Accessibility is not charity

What you need to know:

  • The most innovative teams don’t design for the average. They design for the margins too, for the customer who cannot hear, see, walk, read, or process in the “usual” way. When you design for the edge, everyone benefits. The world becomes more usable, and services become more human.

During Customer Service Week, I walked into a café that proudly displayed a sign that read “We serve everyone!”, yet I remember thinking the counter was too high for someone in a wheelchair. It reminded me of something important: accessibility is not a feel-good gesture; it's engineered. Accessibility is infrastructure, process and design. You don’t build a door and call it charity, so why is a wheelchair ramp or other disability feature treated like a favour?

The moment we position accessibility as something “nice we do for them”, we’ve already failed. You’re not doing anyone a favour by letting them access what’s already their right. The disconnect of that sign is loud. I’m sure they meant well, but meaning well doesn’t equate to serving well. While we are undeniably lagging in the realm of disability inclusion, progress is not static. Recognition of the gap is the first step toward narrowing it. The real challenge lies not in sentiment, but in structural change.

This month marks Disability Awareness Month, a time when many organisations share uplifting quotes and the hashtag #inclusion across their social platforms. Yet much of what we see is performative at best. True inclusivity is not a campaign; it’s a culture embedded in systems, sustained through policies, and evident in the design of everyday interactions.

This article is not a venting session, attack, or any type of indictment, but rather an invitation to reconsider the systems we’ve built. Now, no organisation can anticipate every need, nor can it be perfect, but it can be progressive. So the goal is progress, and this begins when we acknowledge that equity is not about pleasing everyone but ensuring that no one is systematically left out.
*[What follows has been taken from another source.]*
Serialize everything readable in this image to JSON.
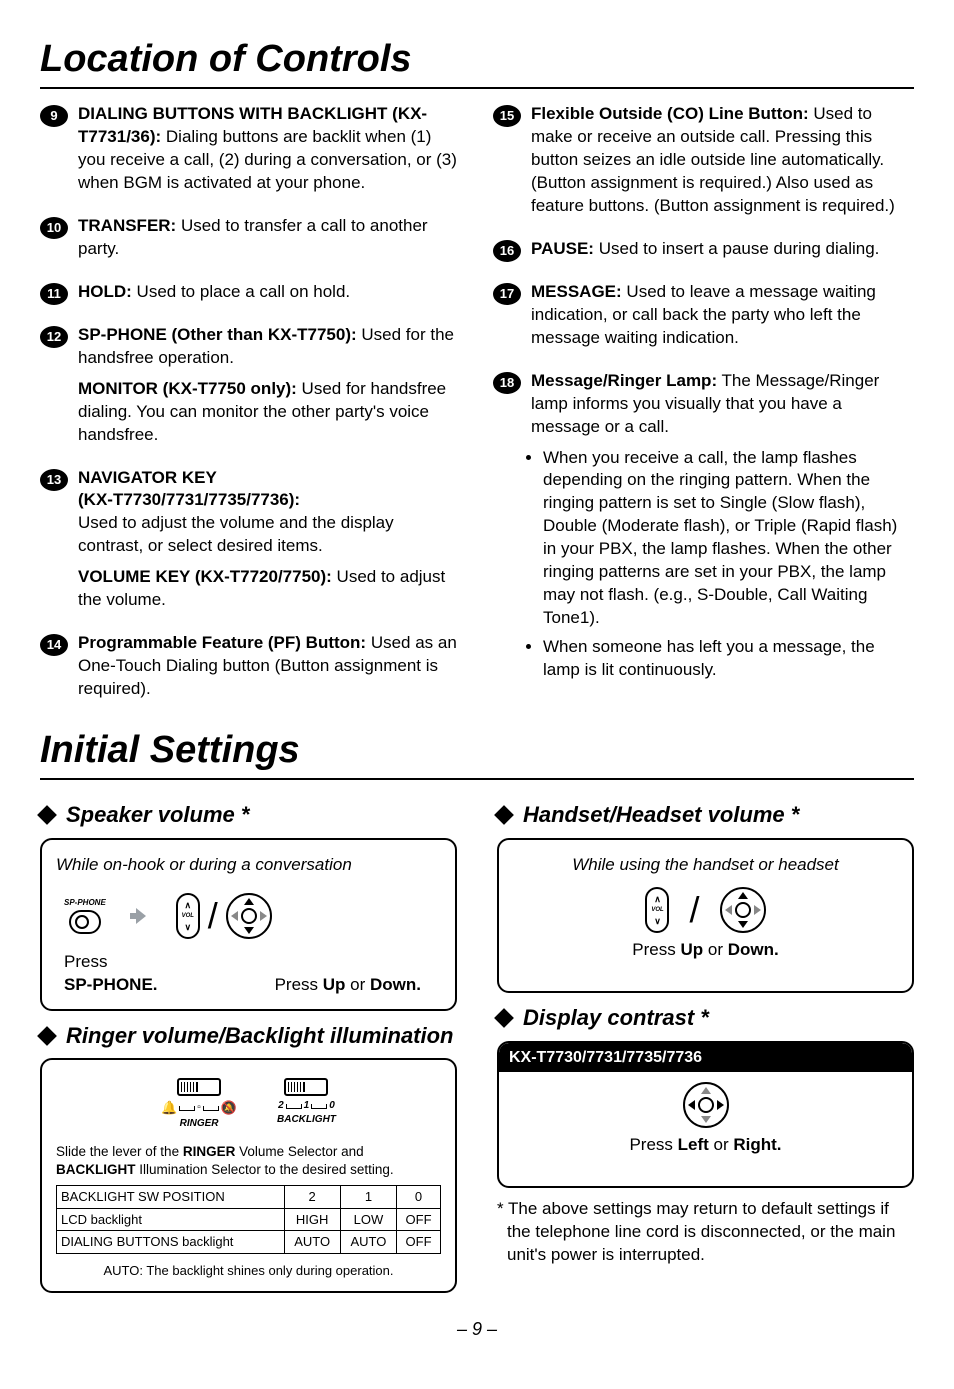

When it comes to inclusivity, begin with the foundational question of “If your customer could not walk, hear, see, or process information in the ‘standard’ way, would your service still meet their needs?”

In far too many cases, the honest answer remains “no”. Addressing that gap is not a gesture of charity; it is a matter of doing better. 

According to the World Health Organisation, over 1.3 billion people, 16 per cent of the global population, experience significant disability. That includes mobility, hearing, vision, neurodivergence, chronic illness, and more. Yet research from Return on Disability Group shows that less than 5 per cent of companies have plans in place to serve disabled customers intentionally. Even worse, many treat accessibility as an optional accommodation rather than a non-negotiable design principle.

Disability is not the barrier; the systems we build and fail to adapt are. Accessibility is not about pity or PR. It is good business.

And the most innovative teams don’t design for the average. They design for the margins too, for the customer who cannot hear, see, walk, read, or process in the “usual” way. When you design for the edge, everyone benefits. The world becomes more usable, and services become more human.

This Disability Awareness Month, let’s stop acting like inclusion is a gift we give but a standard we uphold. It’s how we show that every customer, every employee, every human, deserves to belong, contribute, and be served with dignity.

We don’t build ramps out of pity; we build them because everyone deserves a way in.

The best service teams aren’t performing inclusivity; they’re designing for it, learning through it, and creating cultures where everyone, regardless of ability, is treated not just with kindness but with competence.